Essays: Francis Wheen |
[Invisible line of text as temporary way to expand content column justified text width to hit margins on most viewports, simply for improved display stability in the interval between column creation and loading]

Francis Wheen

Francis Wheen, born in 1957, was educated at Harrow, where he was a contemporary of Mark Thatcher. Wheen’s Marxist inclinations thus had plenty of material to work on from an early date, and it can be said that his leftist critique of society has always been at least as well grounded in observation as in theory. Based variously at the Guardian, at the Evening Standard and at Private Eye, he has kept up a constant barrage of outgoing artillery fire in the best traditions of polemical journalism – i.e. the polemics take account of the real world. His gift for invective can be uncomfortable for those who find themselves on the other end of it, as I know to my cost, but there is no denying the continuing relevance of his fine anger. His book Hoo-hahs and Passing Frenzies: Collected Journalism 1991-2001, which came out in 2002, remains a model of the genre: it deservedly won the 2003 George Orwell prize.
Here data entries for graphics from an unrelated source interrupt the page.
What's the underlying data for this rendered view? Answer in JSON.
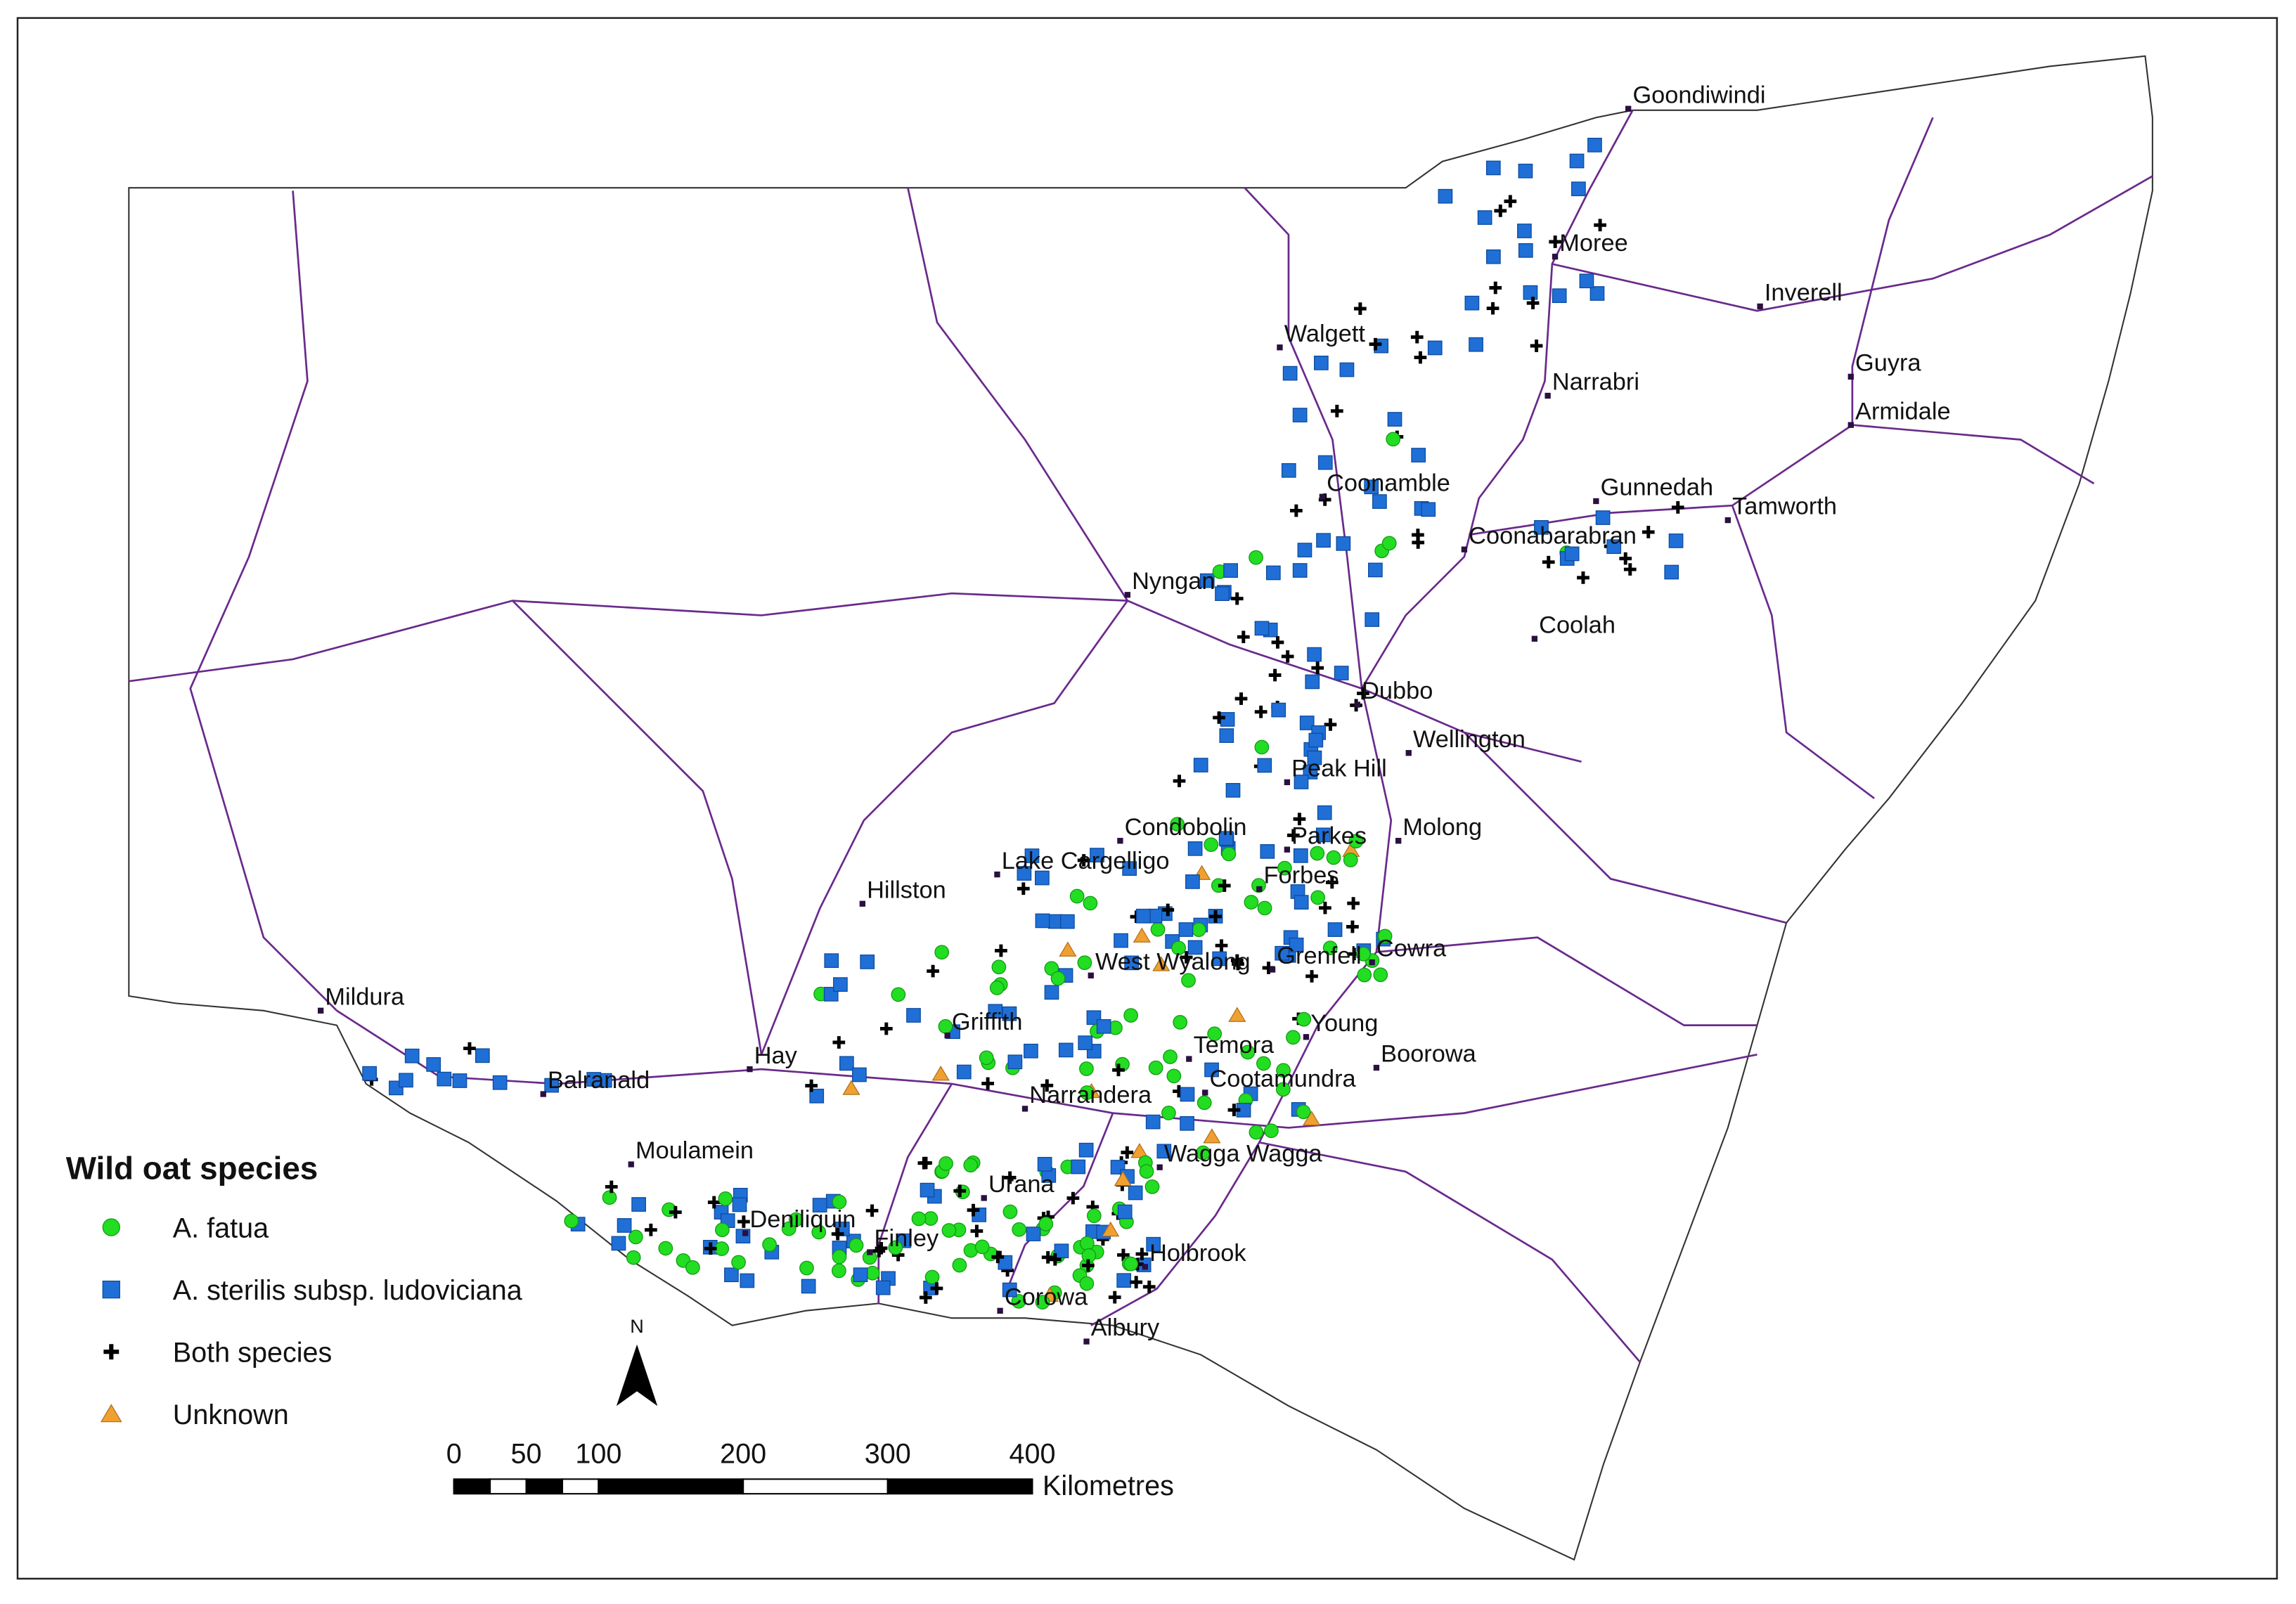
{
  "map": {
    "legend": {
      "title": "Wild oat species",
      "entries": [
        "A. fatua",
        "A. sterilis subsp. ludoviciana",
        "Both species",
        "Unknown"
      ]
    },
    "towns": [
      "Goondiwindi",
      "Moree",
      "Inverell",
      "Walgett",
      "Guyra",
      "Narrabri",
      "Armidale",
      "Coonamble",
      "Gunnedah",
      "Tamworth",
      "Coonabarabran",
      "Nyngan",
      "Coolah",
      "Dubbo",
      "Wellington",
      "Peak Hill",
      "Condobolin",
      "Molong",
      "Parkes",
      "Lake Cargelligo",
      "Forbes",
      "Hillston",
      "Cowra",
      "West Wyalong",
      "Grenfell",
      "Mildura",
      "Griffith",
      "Young",
      "Hay",
      "Temora",
      "Boorowa",
      "Balranald",
      "Cootamundra",
      "Narrandera",
      "Moulamein",
      "Wagga Wagga",
      "Deniliquin",
      "Urana",
      "Finley",
      "Holbrook",
      "Corowa",
      "Albury"
    ],
    "north_label": "N",
    "scale_bar": {
      "ticks": [
        0,
        50,
        100,
        200,
        300,
        400
      ],
      "unit": "Kilometres"
    }
  }
}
To hindsight, the book, from which the pieces featured here are taken, proves that Wheen, while blazing away at all the expected targets, was already preparing himself for a new impatience: the Left, to which he nominally belonged, was starting to worry him with its incurable yearning for something more decisive than democracy. This new impatience broke into the clear when he gamely pilloried his own newspaper, the Guardian, for apologising – cravenly, in Wheen’s view – to Noam Chomsky over its supposed misrepresentation of his views on the massacre in Srebrenica. Wheen was a valuable addition to the list of signatories on the Euston Manifesto in 2006. The manifesto marked the point when a left-within-the-left lost patience with the host body’s sympathy for any force, no matter how extreme, that might embarrass the Western democracies. Along with Nick Cohen and Christopher Hitchens, Wheen became a target for unreconstructed radical journalists who found their breakaway colleagues guilty of Liberal Universalism. It was an accusation that Wheen, in particular, was well equipped to counter with learned scorn. As a Marxist who had actually read Marx (his biography of Marx was another prize-winner), he has the advantage of being able to provide his own theoretical back-up. But finally what makes him stand out is his inclusive style, sensitive to everything that is happening, and sometimes, remarkably, to what will happen next.